Chris Booth wrote the Musqueam people two months before he travelled from New Zealand to Vancouver to see whether they'd collaborate on the sculpture he was to create for the Earth Art exhibit at VanDusen Botanical Garden.
"It's always important to me, wherever I am, to work with indigenous people, even when I'm working in Wales or in Cornwall or in France or Italy, but particularly these colonized countries like New Zealand, Australia, Canada, U.S.A.," said the man who's worked extensively with Maori people in his native land on projects that include stone blankets based on Maori designs that he's "draped" over big boulders.
The Musqueam have approved his project and will hold a special ceremony to name the piece.
Booth is one of five international and local artists creating sculptural works fashioned from natural materials within VanDusen's 55 acres for an exhibit that runs until Sept. 30, but his piece is expected to unfurl over the next 30 years.
Booth arrived in Vancouver July 8, secured a front-end loader, freed spare rocks meant for seawall construction from tangles of bramble and started building his work near the Gitksan totem poles at VanDusen. Two circles of stones propped up with logs will form "petals" around a central stone protrusion in the middle of which, on the recommendation from the Musqueam, he'll plant a Western red cedar sapling.

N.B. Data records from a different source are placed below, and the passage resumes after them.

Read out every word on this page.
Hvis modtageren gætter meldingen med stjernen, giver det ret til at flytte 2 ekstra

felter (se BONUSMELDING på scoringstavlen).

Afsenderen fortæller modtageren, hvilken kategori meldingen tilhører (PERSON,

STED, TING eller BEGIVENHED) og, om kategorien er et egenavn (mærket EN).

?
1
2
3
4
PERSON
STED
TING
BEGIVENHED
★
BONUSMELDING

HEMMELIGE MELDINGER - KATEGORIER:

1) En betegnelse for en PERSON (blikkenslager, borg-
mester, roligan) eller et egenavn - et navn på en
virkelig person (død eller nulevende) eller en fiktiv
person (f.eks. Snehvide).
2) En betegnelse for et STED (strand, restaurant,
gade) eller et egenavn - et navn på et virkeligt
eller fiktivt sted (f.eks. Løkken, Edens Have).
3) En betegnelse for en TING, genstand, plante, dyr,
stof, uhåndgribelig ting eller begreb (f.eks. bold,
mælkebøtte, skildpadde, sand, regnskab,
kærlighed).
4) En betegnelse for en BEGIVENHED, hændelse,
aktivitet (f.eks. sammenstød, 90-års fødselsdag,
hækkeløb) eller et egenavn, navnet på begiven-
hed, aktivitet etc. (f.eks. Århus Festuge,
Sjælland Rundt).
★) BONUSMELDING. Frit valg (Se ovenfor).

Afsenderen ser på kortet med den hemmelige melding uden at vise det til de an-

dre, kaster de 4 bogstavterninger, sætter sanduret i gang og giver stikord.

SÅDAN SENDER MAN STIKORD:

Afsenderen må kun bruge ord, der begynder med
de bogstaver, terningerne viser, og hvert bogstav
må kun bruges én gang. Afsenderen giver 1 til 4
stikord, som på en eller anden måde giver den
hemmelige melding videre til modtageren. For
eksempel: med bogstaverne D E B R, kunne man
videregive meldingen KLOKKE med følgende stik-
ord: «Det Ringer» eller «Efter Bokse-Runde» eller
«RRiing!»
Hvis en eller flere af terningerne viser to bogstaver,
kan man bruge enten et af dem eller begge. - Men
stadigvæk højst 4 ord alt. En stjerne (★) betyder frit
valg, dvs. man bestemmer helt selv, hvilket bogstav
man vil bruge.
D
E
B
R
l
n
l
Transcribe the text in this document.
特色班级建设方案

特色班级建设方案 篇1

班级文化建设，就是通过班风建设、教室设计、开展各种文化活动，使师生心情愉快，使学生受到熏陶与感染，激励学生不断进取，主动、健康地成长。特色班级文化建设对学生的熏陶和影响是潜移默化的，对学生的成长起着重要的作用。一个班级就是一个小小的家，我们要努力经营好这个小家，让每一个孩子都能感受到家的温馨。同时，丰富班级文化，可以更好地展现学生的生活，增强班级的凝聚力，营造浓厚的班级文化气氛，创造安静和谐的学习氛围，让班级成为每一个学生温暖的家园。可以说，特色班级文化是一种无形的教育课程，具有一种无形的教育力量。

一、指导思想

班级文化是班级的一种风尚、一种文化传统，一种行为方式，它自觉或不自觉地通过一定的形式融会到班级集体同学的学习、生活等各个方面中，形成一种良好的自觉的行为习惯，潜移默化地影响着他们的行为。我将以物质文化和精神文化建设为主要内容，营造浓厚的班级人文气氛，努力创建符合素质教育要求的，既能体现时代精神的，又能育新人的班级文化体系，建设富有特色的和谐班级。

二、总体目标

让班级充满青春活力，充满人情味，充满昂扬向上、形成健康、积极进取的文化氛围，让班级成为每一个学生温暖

"The whole idea of the sculpture is to celebrate fungi," Booth said. "This is actually a kinetic sculpture but no one will see it moving. It'll take 30 years to be fully realized, probably."
As the tree grows and fungi eat away at the wood, the stone petals will fall out to unfold the sculpture like a flower.
"I'm a very strong believer in trying to educate people about climate change and especially about the lesser seen and understood and known organisms on the planet," Booth said.
Local artist Nicole Dextras wants to inspire women to reconsider their clothes-buying habits with her Little Green Dress Projekt.
She's constructing 28 made-to-measure dresses for specific women of all ages and sizes who support eco-fashion.
Instead of a little black dress, Dextras believes every woman should own an item of clothing that was produced in a sustainable and equitable manner.
Her muses have supplied their own material for each organic number that bears their name.
The hem of "Cat," which Dextras was shaping Monday afternoon, drips with purple flowering butterfly bush.
The "Sharon" features a collar of mountain ash berries and magnolia buds, a bodice of sleek green, shiny rhododendron leaves fastened with thorns and trimmed with tea leaves, a stiff top skirt of straw-like grass and an under layer of autumn-hued magnolia leaves.
The creations will be worn at the exhibit's opening, Aug. 2, and then left to decay on wooden stands in the perennial garden.
"It's all about change, which was something I was trying to express for a long time in my other work, but I could never really get to it," Dextras said.
The paper sculptor and photographer started working with organic material by chance. "It snowed in Vancouver and I got locked in for two weeks and then I started, just out of a whim, freezing dresses in my backyard," said the now 56-year-old resident of Arbutus Ridge.
The other participating artists include sculptor Michael Dennis, who hails from Denman Island and often works with the detritus of the logging industry, and Nils-Udo, one of the world's foremost earth art sculptors from Bavaria who's known for his colossal nests, one of which features a child nestled within its branches on Peter Gabriel's Ovo album cover.
Urs-P. Twellmann's "Zipper" will cleave a hill on the great lawn at VanDusen. The well-known Swiss wizard with a chainsaw is carving up a 37-foot dead tree the city pulled down.
"I like to surprise people. Art sometimes can open the eyes for other things," said the man whose spiral of wood slices adorns the poster for the Earth Art exhibit.
Acclaimed curator of earth art John K. Grande favours the way environmental art, which flourished after a seminal Earthworks show in 1968 in New York City, differs from works displayed in a gallery.
"There's climate, everything around affecting you when you're walking around looking at the work and it's a tactile experience," he said. "Everyone likes the interactivity of it."